Originally a 1960s-era semi-detached house, the land was deemed wide enough for a fully detached property. This allowed for a lush planting scheme around the plot’s perimeter, affording the owners a measure of privacy, while massive floor-to-ceiling glass panes give the ground-floor living spaces the sensation of being a haven within a garden, with ample room to host large parties. A sense of airiness is apparent from the moment one enters the home, thanks to the excellent cross ventilation within. Order and symmetry are also important elements of the design, with key pieces of furniture aligned along a central sightline and flanked by doorways on either side.

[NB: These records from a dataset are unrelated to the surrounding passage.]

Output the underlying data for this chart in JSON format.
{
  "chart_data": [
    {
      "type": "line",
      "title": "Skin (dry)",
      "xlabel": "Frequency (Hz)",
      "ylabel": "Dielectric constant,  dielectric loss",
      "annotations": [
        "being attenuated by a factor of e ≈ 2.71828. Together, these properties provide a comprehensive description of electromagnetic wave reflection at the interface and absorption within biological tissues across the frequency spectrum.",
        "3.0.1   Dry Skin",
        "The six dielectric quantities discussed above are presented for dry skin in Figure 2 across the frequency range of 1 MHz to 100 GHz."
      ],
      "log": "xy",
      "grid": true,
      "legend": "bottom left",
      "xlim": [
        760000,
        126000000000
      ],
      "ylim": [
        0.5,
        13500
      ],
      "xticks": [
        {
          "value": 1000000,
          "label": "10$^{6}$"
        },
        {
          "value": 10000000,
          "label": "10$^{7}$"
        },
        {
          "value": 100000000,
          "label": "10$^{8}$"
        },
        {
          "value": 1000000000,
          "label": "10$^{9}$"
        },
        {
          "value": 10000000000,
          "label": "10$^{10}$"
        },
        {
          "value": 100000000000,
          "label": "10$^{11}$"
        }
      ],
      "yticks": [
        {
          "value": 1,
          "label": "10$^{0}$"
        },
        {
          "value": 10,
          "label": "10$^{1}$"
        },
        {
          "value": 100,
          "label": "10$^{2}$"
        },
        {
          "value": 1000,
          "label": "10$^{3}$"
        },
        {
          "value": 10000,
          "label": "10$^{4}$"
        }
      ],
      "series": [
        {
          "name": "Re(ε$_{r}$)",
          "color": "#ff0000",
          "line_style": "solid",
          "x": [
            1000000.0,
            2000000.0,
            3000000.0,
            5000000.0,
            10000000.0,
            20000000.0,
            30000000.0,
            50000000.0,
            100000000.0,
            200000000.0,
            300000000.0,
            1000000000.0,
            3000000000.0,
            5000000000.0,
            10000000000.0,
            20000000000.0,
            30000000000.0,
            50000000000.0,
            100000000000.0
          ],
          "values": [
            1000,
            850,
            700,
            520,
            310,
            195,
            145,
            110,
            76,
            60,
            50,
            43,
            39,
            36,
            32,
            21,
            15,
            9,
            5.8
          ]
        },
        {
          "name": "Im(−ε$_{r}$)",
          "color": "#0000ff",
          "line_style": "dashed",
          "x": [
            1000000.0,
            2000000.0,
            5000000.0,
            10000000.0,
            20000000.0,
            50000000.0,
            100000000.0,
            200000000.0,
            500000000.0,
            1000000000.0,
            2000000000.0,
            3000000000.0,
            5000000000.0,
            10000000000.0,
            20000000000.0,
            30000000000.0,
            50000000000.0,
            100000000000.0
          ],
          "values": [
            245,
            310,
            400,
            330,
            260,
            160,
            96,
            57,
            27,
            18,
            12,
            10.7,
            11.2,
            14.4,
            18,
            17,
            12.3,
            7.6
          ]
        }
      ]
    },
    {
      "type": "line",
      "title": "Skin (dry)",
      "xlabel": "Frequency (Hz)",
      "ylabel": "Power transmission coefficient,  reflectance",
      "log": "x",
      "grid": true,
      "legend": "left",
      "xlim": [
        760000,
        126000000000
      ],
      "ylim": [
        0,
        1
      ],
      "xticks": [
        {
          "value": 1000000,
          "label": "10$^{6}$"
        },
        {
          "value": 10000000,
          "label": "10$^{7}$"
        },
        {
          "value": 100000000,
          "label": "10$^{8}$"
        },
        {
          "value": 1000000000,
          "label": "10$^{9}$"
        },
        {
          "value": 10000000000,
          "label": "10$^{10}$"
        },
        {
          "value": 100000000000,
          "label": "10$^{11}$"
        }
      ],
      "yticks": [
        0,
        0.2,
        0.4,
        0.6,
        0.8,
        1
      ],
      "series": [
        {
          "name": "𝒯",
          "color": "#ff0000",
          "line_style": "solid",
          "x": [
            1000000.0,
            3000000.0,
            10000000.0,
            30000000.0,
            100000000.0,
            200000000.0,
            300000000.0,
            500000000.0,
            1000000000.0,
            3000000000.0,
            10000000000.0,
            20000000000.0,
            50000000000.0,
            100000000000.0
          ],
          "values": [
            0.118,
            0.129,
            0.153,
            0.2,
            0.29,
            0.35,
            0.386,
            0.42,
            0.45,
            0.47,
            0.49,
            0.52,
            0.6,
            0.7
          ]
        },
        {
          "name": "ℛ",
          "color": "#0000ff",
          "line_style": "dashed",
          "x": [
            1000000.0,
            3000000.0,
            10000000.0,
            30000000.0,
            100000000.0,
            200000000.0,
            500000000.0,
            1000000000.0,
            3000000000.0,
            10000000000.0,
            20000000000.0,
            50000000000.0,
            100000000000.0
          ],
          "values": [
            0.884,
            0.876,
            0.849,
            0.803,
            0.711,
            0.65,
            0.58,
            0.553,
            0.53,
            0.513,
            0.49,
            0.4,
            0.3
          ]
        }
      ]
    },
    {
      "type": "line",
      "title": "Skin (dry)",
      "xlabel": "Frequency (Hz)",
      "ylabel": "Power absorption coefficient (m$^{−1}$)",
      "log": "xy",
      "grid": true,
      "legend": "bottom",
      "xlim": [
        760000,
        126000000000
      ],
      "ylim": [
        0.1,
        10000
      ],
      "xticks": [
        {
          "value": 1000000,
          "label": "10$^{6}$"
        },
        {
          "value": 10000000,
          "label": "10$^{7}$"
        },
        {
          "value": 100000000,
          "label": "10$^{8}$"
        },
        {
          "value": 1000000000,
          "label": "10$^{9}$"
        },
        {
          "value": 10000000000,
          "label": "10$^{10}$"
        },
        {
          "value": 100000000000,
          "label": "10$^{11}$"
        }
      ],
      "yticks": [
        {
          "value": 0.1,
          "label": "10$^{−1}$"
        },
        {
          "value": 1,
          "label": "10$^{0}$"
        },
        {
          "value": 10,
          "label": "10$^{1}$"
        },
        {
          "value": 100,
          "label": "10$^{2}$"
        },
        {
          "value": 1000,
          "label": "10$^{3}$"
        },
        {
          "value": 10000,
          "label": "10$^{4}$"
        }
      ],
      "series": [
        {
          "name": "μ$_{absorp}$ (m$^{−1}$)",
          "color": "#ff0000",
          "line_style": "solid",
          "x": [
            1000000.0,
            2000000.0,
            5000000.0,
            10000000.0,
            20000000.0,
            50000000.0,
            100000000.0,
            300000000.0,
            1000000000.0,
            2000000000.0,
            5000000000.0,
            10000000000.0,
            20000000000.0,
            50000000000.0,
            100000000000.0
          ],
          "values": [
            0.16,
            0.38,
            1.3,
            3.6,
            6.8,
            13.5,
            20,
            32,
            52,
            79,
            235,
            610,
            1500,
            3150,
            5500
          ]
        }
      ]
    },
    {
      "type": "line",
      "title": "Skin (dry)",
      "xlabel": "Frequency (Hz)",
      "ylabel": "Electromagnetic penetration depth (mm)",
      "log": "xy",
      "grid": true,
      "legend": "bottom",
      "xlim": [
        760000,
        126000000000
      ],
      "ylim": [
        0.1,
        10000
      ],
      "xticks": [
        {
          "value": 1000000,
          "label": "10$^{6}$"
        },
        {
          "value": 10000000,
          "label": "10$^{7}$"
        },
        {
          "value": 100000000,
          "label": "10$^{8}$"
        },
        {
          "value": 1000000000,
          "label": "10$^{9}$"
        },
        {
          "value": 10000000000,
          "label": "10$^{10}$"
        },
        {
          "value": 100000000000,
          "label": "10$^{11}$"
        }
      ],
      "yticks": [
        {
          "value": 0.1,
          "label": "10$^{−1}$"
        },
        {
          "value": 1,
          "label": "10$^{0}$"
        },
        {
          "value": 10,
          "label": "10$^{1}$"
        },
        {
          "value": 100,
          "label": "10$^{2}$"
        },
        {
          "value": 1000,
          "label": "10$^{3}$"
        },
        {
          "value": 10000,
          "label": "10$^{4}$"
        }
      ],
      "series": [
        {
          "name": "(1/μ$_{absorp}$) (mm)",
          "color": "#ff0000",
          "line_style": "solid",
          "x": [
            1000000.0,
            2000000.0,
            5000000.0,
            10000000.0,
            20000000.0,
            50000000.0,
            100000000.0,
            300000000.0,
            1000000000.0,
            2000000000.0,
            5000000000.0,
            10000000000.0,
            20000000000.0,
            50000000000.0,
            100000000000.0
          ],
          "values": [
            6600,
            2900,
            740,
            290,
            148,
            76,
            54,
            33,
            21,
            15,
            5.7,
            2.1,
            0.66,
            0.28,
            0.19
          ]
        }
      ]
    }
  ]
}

Across the first level, white marble floors contrast perfectly with the matte black of the steel window frames and pillars. In the powder room, Gessi fittings in a customised brushed black nickel finish lend a sophisticated elegance against the Calacutta marble tiles. Selected walls were left in a béton brut style, but with the exposed concrete given a special SKK finishing coat, locking in the textured appeal of its timber mold.
Ascending the stairs, the flooring changes to grooved teak planks, indicating a switch to the more private areas of the house. The second level features a generous guest bedroom and bathroom with sun pipe for natural illumination at the front, while a discreet pocket door slides to reveal two multi-purpose areas currently used as home offices. Beyond them, a spectacular glass bridge across the courtyard leads to the principal bedroom – a double-volume space with curved ceiling. Behind another set of pocket doors lie an expansive walk-in closet with Fenix laminate doors and a glass skylight above, and a master bathroom with dual vanity areas. The third level features another ensuite bedroom with a private roof terrace, ideal for enjoying balmy evening breezes.
The house took two years from planning to construction, and includes automated blinds, lighting, piped-in sound and security systems.